The hotel stretched 680 ft along the Miami River's north bank. A veranda surrounded the hotel, about one-sixth of a mile in length. The hotel was described as "modern Colonial", with an air of "decorous opulence". There were 450 guest rooms and suites. The average guest room was twelve feet by eighteen feet, and 100 of the rooms had private baths. The main dining room would seat 500 guests. A second dining room was for maids and children. There were also private dining rooms.
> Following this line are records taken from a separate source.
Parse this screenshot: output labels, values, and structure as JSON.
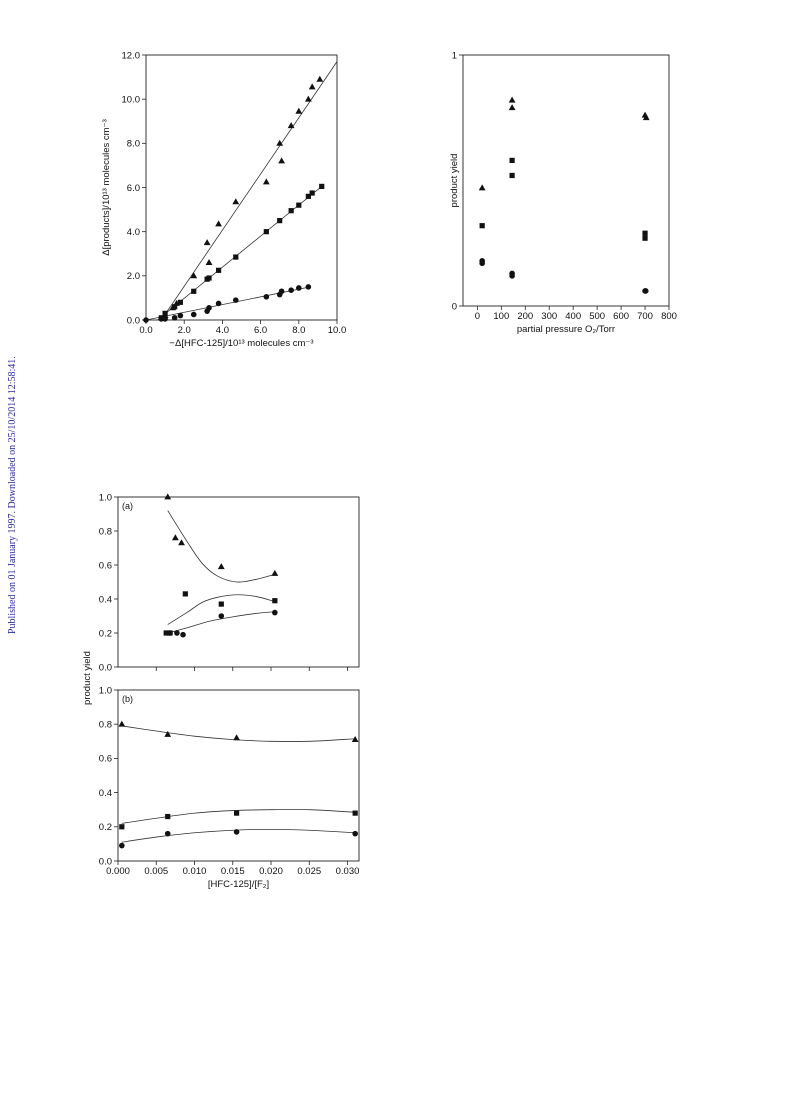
{
  "side_note": "Published on 01 January 1997. Downloaded on 25/10/2014 12:58:41.",
  "chart_data": [
    {
      "id": "fig1",
      "type": "scatter",
      "xlabel": "−Δ[HFC-125]/10¹³ molecules cm⁻³",
      "ylabel": "Δ[products]/10¹³ molecules cm⁻³",
      "xlim": [
        0,
        10
      ],
      "ylim": [
        0,
        12
      ],
      "xticks": [
        0,
        2,
        4,
        6,
        8,
        10
      ],
      "xtick_labels": [
        "0.0",
        "2.0",
        "4.0",
        "6.0",
        "8.0",
        "10.0"
      ],
      "yticks": [
        0,
        2,
        4,
        6,
        8,
        10,
        12
      ],
      "ytick_labels": [
        "0.0",
        "2.0",
        "4.0",
        "6.0",
        "8.0",
        "10.0",
        "12.0"
      ],
      "series": [
        {
          "marker": "triangle",
          "points": [
            [
              1.0,
              0.2
            ],
            [
              1.4,
              0.55
            ],
            [
              1.6,
              0.75
            ],
            [
              2.5,
              2.0
            ],
            [
              3.2,
              3.5
            ],
            [
              3.3,
              2.6
            ],
            [
              3.8,
              4.35
            ],
            [
              4.7,
              5.35
            ],
            [
              6.3,
              6.25
            ],
            [
              7.0,
              8.0
            ],
            [
              7.1,
              7.2
            ],
            [
              7.6,
              8.8
            ],
            [
              8.0,
              9.45
            ],
            [
              8.5,
              10.0
            ],
            [
              8.7,
              10.55
            ],
            [
              9.1,
              10.9
            ]
          ]
        },
        {
          "marker": "square",
          "points": [
            [
              0.8,
              0.1
            ],
            [
              1.0,
              0.3
            ],
            [
              1.5,
              0.6
            ],
            [
              1.8,
              0.8
            ],
            [
              2.5,
              1.3
            ],
            [
              3.2,
              1.85
            ],
            [
              3.3,
              1.9
            ],
            [
              3.8,
              2.25
            ],
            [
              4.7,
              2.85
            ],
            [
              6.3,
              4.0
            ],
            [
              7.0,
              4.5
            ],
            [
              7.6,
              4.95
            ],
            [
              8.0,
              5.2
            ],
            [
              8.5,
              5.6
            ],
            [
              8.7,
              5.75
            ],
            [
              9.2,
              6.05
            ]
          ]
        },
        {
          "marker": "circle",
          "points": [
            [
              0.0,
              0.0
            ],
            [
              0.8,
              0.05
            ],
            [
              1.0,
              0.05
            ],
            [
              1.5,
              0.1
            ],
            [
              1.8,
              0.2
            ],
            [
              2.5,
              0.25
            ],
            [
              3.2,
              0.4
            ],
            [
              3.3,
              0.55
            ],
            [
              3.8,
              0.75
            ],
            [
              4.7,
              0.9
            ],
            [
              6.3,
              1.05
            ],
            [
              7.0,
              1.15
            ],
            [
              7.1,
              1.3
            ],
            [
              7.6,
              1.35
            ],
            [
              8.0,
              1.45
            ],
            [
              8.5,
              1.5
            ]
          ]
        }
      ],
      "fit_lines": [
        {
          "from": [
            0.8,
            0
          ],
          "to": [
            10,
            11.7
          ]
        },
        {
          "from": [
            0.6,
            0
          ],
          "to": [
            9.2,
            6.05
          ]
        },
        {
          "from": [
            0.0,
            0
          ],
          "to": [
            8.6,
            1.5
          ]
        }
      ]
    },
    {
      "id": "fig2",
      "type": "scatter",
      "xlabel": "partial pressure O₂/Torr",
      "ylabel": "product yield",
      "xlim": [
        -60,
        800
      ],
      "ylim": [
        0,
        1
      ],
      "xticks": [
        0,
        100,
        200,
        300,
        400,
        500,
        600,
        700,
        800
      ],
      "xtick_labels": [
        "0",
        "100",
        "200",
        "300",
        "400",
        "500",
        "600",
        "700",
        "800"
      ],
      "yticks": [
        0,
        1
      ],
      "ytick_labels": [
        "0",
        "1"
      ],
      "series": [
        {
          "marker": "triangle",
          "points": [
            [
              20,
              0.47
            ],
            [
              145,
              0.82
            ],
            [
              145,
              0.79
            ],
            [
              700,
              0.76
            ],
            [
              705,
              0.75
            ]
          ]
        },
        {
          "marker": "square",
          "points": [
            [
              20,
              0.32
            ],
            [
              145,
              0.58
            ],
            [
              145,
              0.52
            ],
            [
              700,
              0.29
            ],
            [
              700,
              0.27
            ]
          ]
        },
        {
          "marker": "circle",
          "points": [
            [
              20,
              0.18
            ],
            [
              20,
              0.17
            ],
            [
              145,
              0.13
            ],
            [
              145,
              0.12
            ],
            [
              700,
              0.06
            ],
            [
              703,
              0.06
            ]
          ]
        }
      ]
    },
    {
      "id": "fig3a",
      "type": "scatter",
      "panel_label": "(a)",
      "xlim": [
        0,
        0.0315
      ],
      "ylim": [
        0,
        1
      ],
      "yticks": [
        0,
        0.2,
        0.4,
        0.6,
        0.8,
        1.0
      ],
      "ytick_labels": [
        "0.0",
        "0.2",
        "0.4",
        "0.6",
        "0.8",
        "1.0"
      ],
      "xticks": [
        0.005,
        0.01,
        0.015,
        0.02,
        0.025,
        0.03
      ],
      "series": [
        {
          "marker": "triangle",
          "points": [
            [
              0.0065,
              1.0
            ],
            [
              0.0075,
              0.76
            ],
            [
              0.0083,
              0.73
            ],
            [
              0.0135,
              0.59
            ],
            [
              0.0205,
              0.55
            ]
          ]
        },
        {
          "marker": "square",
          "points": [
            [
              0.0063,
              0.2
            ],
            [
              0.0068,
              0.2
            ],
            [
              0.0088,
              0.43
            ],
            [
              0.0135,
              0.37
            ],
            [
              0.0205,
              0.39
            ]
          ]
        },
        {
          "marker": "circle",
          "points": [
            [
              0.0068,
              0.2
            ],
            [
              0.0077,
              0.2
            ],
            [
              0.0085,
              0.19
            ],
            [
              0.0135,
              0.3
            ],
            [
              0.0205,
              0.32
            ]
          ]
        }
      ],
      "fit_curves": [
        [
          [
            0.0065,
            0.92
          ],
          [
            0.009,
            0.74
          ],
          [
            0.011,
            0.61
          ],
          [
            0.013,
            0.535
          ],
          [
            0.0155,
            0.5
          ],
          [
            0.018,
            0.515
          ],
          [
            0.0205,
            0.545
          ]
        ],
        [
          [
            0.0065,
            0.25
          ],
          [
            0.009,
            0.32
          ],
          [
            0.011,
            0.38
          ],
          [
            0.013,
            0.41
          ],
          [
            0.0155,
            0.425
          ],
          [
            0.018,
            0.415
          ],
          [
            0.0205,
            0.385
          ]
        ],
        [
          [
            0.0065,
            0.2
          ],
          [
            0.009,
            0.23
          ],
          [
            0.012,
            0.27
          ],
          [
            0.015,
            0.295
          ],
          [
            0.018,
            0.315
          ],
          [
            0.0205,
            0.325
          ]
        ]
      ]
    },
    {
      "id": "fig3b",
      "type": "scatter",
      "panel_label": "(b)",
      "xlabel": "[HFC-125]/[F₂]",
      "ylabel": "product yield",
      "xlim": [
        0,
        0.0315
      ],
      "ylim": [
        0,
        1
      ],
      "yticks": [
        0,
        0.2,
        0.4,
        0.6,
        0.8,
        1.0
      ],
      "ytick_labels": [
        "0.0",
        "0.2",
        "0.4",
        "0.6",
        "0.8",
        "1.0"
      ],
      "xticks": [
        0,
        0.005,
        0.01,
        0.015,
        0.02,
        0.025,
        0.03
      ],
      "xtick_labels": [
        "0.000",
        "0.005",
        "0.010",
        "0.015",
        "0.020",
        "0.025",
        "0.030"
      ],
      "series": [
        {
          "marker": "triangle",
          "points": [
            [
              0.0005,
              0.8
            ],
            [
              0.0065,
              0.74
            ],
            [
              0.0155,
              0.72
            ],
            [
              0.031,
              0.71
            ]
          ]
        },
        {
          "marker": "square",
          "points": [
            [
              0.0005,
              0.2
            ],
            [
              0.0065,
              0.26
            ],
            [
              0.0155,
              0.28
            ],
            [
              0.031,
              0.28
            ]
          ]
        },
        {
          "marker": "circle",
          "points": [
            [
              0.0005,
              0.09
            ],
            [
              0.0065,
              0.16
            ],
            [
              0.0155,
              0.17
            ],
            [
              0.031,
              0.16
            ]
          ]
        }
      ],
      "fit_curves": [
        [
          [
            0.0005,
            0.79
          ],
          [
            0.005,
            0.76
          ],
          [
            0.01,
            0.73
          ],
          [
            0.015,
            0.71
          ],
          [
            0.02,
            0.7
          ],
          [
            0.025,
            0.7
          ],
          [
            0.031,
            0.715
          ]
        ],
        [
          [
            0.0005,
            0.22
          ],
          [
            0.005,
            0.25
          ],
          [
            0.01,
            0.28
          ],
          [
            0.015,
            0.295
          ],
          [
            0.02,
            0.3
          ],
          [
            0.025,
            0.3
          ],
          [
            0.031,
            0.285
          ]
        ],
        [
          [
            0.0005,
            0.11
          ],
          [
            0.005,
            0.14
          ],
          [
            0.01,
            0.165
          ],
          [
            0.015,
            0.18
          ],
          [
            0.02,
            0.185
          ],
          [
            0.025,
            0.18
          ],
          [
            0.031,
            0.165
          ]
        ]
      ]
    }
  ]
}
There were parlors, a billiards room, other game rooms, a 45 ft by 50 ft ballroom, and 100 dressing rooms at the swimming pool. The boiler room, electric plant, kitchens, laundry and ice-makers were in a separate building. The hotel had a staff of 300, including sixteen cooks. Although, at the insistence of Julia Tuttle, a clause prohibiting the sale of alcoholic beverages had been included in all land deeds for the new city of Miami, the Royal Palm Hotel had an exemption to serve alcohol to its guests during the three months of the tourist season.

The construction of the Royal Palm brought many of the pioneers who would make Miami into a booming city.
John B. Reilly (first mayor), John Sewell (3rd mayor and developer) and E. G. Sewell (3-time mayor and promoter) would arrive in Miami in February of 1896 to work on the Royal Palm.